Phase equilibria constraints on the chemical and physical evolution of the Campania Ignimbrite

The Campanian Ignimbrite is a > 200 km(3) trachyte-phonolite pyroclastic deposit that erupted at 39.3 +/- 0.1 ka within the Campi Flegrei west of Naples, Italy. Here we test the hypothesis that Campanian Ignimbrite magma was derived by isobaric crystal fractionation of a parental basaltic trachyandesitic melt that reacted and came into local equilibrium with small amounts (5-10 wt%) of crustal rock (skarns and foid-syenites) during crystallization. Comparison of observed crystal and magma compositions with results of phase equilibria assimilation-fractionation simulations (MELTS) is generally very good. Oxygen fugacity was approximately buffered along QFM + 1 (where QFM is the quartz-fayalite-magnetite buffer) during isobaric fractionation at 0.15 GPa (approximate to 6 km depth). The parental melt, reconstructed from melt inclusion and host clinopyroxene compositions, is found to be basaltic trachyandesite liquid (51.1 wt% SiO(2), 9.3 wt% MgO, 3 wt% H(2)O). A significant feature of phase equilibria simulations is the existence of a pseudo-invariant temperature, similar to 883 degrees C, at which the fraction of melt remaining in the system decreases abruptly from similar to 0.5 to < 0.1. Crystallization at the pseudo-invariant point leads to abrupt changes in the composition, properties (density, dissolved water content), and physical state (viscosity, volume fraction fluid) of melt and magma.

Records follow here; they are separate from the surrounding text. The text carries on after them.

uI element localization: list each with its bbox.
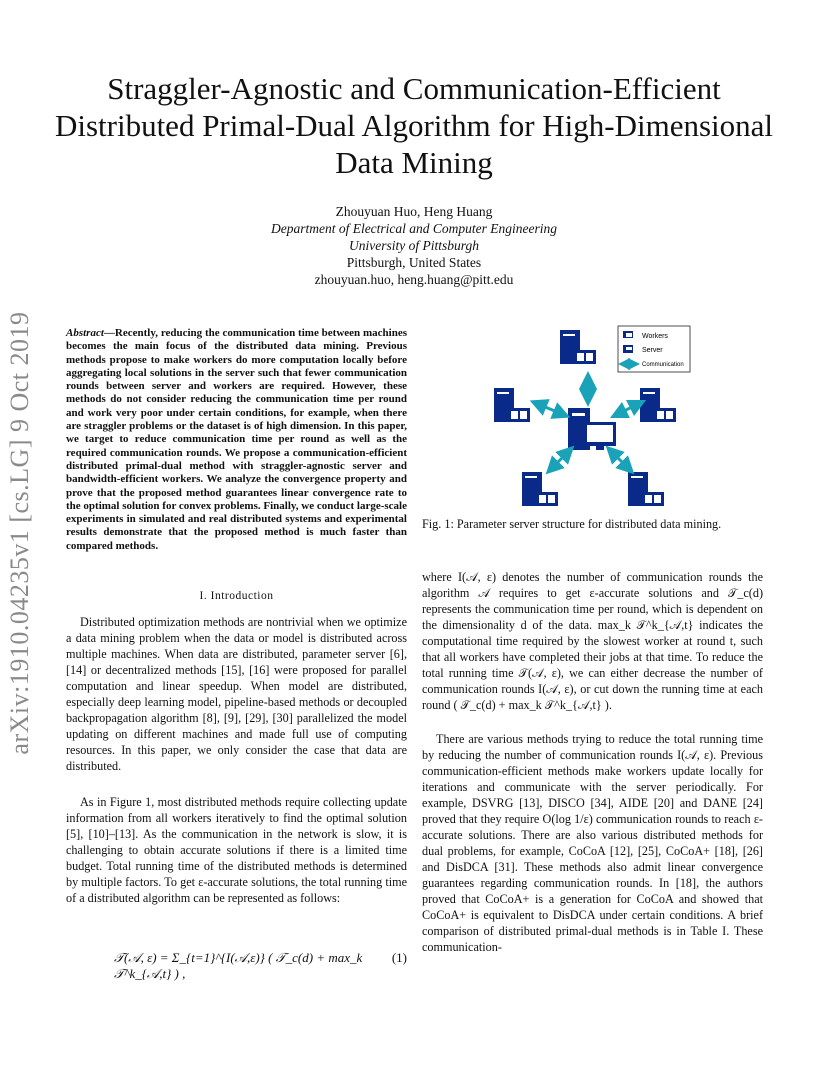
worker-left — [494, 388, 530, 422]
equation-1-body: 𝒯(𝒜, ε) = Σ_{t=1}^{I(𝒜,ε)} ( 𝒯_c(d) + max_k 𝒯^k_{𝒜,t} ) , — [114, 950, 363, 981]
section-heading-introduction: I. Introduction — [199, 590, 274, 602]
legend-communication-label: Communication — [642, 362, 684, 368]
worker-right — [640, 388, 676, 422]
communication-arrow-left — [538, 404, 562, 414]
intro-paragraph-1: Distributed optimization methods are nontrivial when we optimize a data mining problem when the data or model is distributed across multiple machines. When data are distributed, parameter server [6], [14] or decentralized methods [15], [16] were proposed for parallel computation and linear speedup. When model are distributed, especially deep learning model, pipeline-based methods or decoupled backpropagation algorithm [8], [9], [29], [30] parallelized the model updating on different machines and made full use of computing resources. In this paper, we only consider the case that data are distributed. — [66, 615, 407, 773]
abstract-lead: Abstract — [66, 327, 104, 339]
communication-arrow-bottom-left — [552, 452, 568, 468]
worker-bottom-right — [628, 472, 664, 506]
figure-caption: Fig. 1: Parameter server structure for distributed data mining. — [422, 517, 722, 531]
worker-top — [560, 330, 596, 364]
worker-bottom-left — [522, 472, 558, 506]
legend-server-label: Server — [642, 347, 663, 354]
author-emails: zhouyuan.huo, heng.huang@pitt.edu — [314, 272, 514, 287]
right-paragraph-1: where I(𝒜, ε) denotes the number of communication rounds the algorithm 𝒜 requires to get ε-accurate solutions and 𝒯_c(d) represents the communication time per round, which is dependent on the dimensionality d of the data. max_k 𝒯^k_{𝒜,t} indicates the computational time required by the slowest worker at round t, such that all workers have completed their jobs at that time. To reduce the total running time 𝒯(𝒜, ε), we can either decrease the number of communication rounds I(𝒜, ε), or cut down the running time at each round ( 𝒯_c(d) + max_k 𝒯^k_{𝒜,t} ). — [422, 570, 763, 712]
right-paragraph-2: There are various methods trying to reduce the total running time by reducing the number of communication rounds I(𝒜, ε). Previous communication-efficient methods make workers update locally for iterations and communicate with the server periodically. For example, DSVRG [13], DISCO [34], AIDE [20] and DANE [24] proved that they require O(log 1/ε) communication rounds to reach ε-accurate solutions. There are also various distributed methods for dual problems, for example, CoCoA [12], [25], CoCoA+ [18], [26] and DisDCA [31]. These methods also admit linear convergence guarantees regarding communication rounds. In [18], the authors proved that CoCoA+ is a generation for CoCoA and showed that CoCoA+ is equivalent to DisDCA under certain conditions. A brief comparison of distributed primal-dual methods is in Table I. These communication- — [422, 732, 763, 954]
author-names: Zhouyuan Huo, Heng Huang — [335, 204, 493, 219]
author-university: University of Pittsburgh — [349, 238, 479, 253]
legend-server-icon — [623, 345, 633, 353]
figure-diagram — [472, 322, 702, 512]
intro-paragraph-2: As in Figure 1, most distributed methods require collecting update information from all workers iteratively to find the optimal solution [5], [10]–[13]. As the communication in the network is slow, it is challenging to obtain accurate solutions if there is a limited time budget. Total running time of the distributed methods is determined by multiple factors. To get ε-accurate solutions, the total running time of a distributed algorithm can be represented as follows: — [66, 795, 407, 905]
author-block — [40, 203, 788, 288]
equation-1-number: (1) — [391, 950, 407, 965]
abstract — [66, 327, 407, 553]
legend-workers-label: Workers — [642, 333, 668, 340]
figure-parameter-server — [472, 322, 702, 512]
communication-arrow-bottom-right — [612, 452, 628, 468]
paper-title: Straggler-Agnostic and Communication-Efficient Distributed Primal-Dual Algorithm for High-Dimensional Data Mining — [54, 71, 774, 180]
arxiv-identifier-stamp: arXiv:1910.04235v1 [cs.LG] 9 Oct 2019 — [5, 311, 34, 755]
equation-1 — [66, 940, 407, 980]
legend-workers-icon — [623, 331, 633, 338]
abstract-text: —Recently, reducing the communication time between machines becomes the main focus of the distributed data mining. Previous methods propose to make workers do more computation locally before aggregating local solutions in the server such that fewer communication rounds between server and workers are required. However, these methods do not consider reducing the communication time per round and work very poor under certain conditions, for example, when there are straggler problems or the dataset is of high dimension. In this paper, we target to reduce communication time per round as well as the required communication rounds. We propose a communication-efficient distributed primal-dual method with straggler-agnostic server and bandwidth-efficient workers. We analyze the convergence property and prove that the proposed method guarantees linear convergence rate to the optimal solution for convex problems. Finally, we conduct large-scale experiments in simulated and real distributed systems and experimental results demonstrate that the proposed method is much faster than compared methods. — [66, 327, 407, 552]
author-location: Pittsburgh, United States — [346, 255, 482, 270]
communication-arrow-right — [618, 404, 638, 414]
server-machine — [568, 408, 616, 450]
author-department: Department of Electrical and Computer Engineering — [270, 221, 558, 236]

A dramatic decrease in melt viscosity (from 1700 Pa s to similar to 200 Pa s), coupled with a change in the volume fraction of water in magma (from similar to 0.1 to 0.8) and a dramatic decrease in melt and magma density acted as a destabilizing eruption trigger. Thermal models suggest a timescale of similar to 200 kyr from the beginning of fractionation until eruption, leading to an apparent rate of evolved magma generation of about 10(-3) km(3)/year. In situ crystallization and crystal settling in density-stratified regions, as well as in convectively mixed, less evolved subjacent magma, operate rapidly enough to match this apparent volumetric rate of evolved magma production.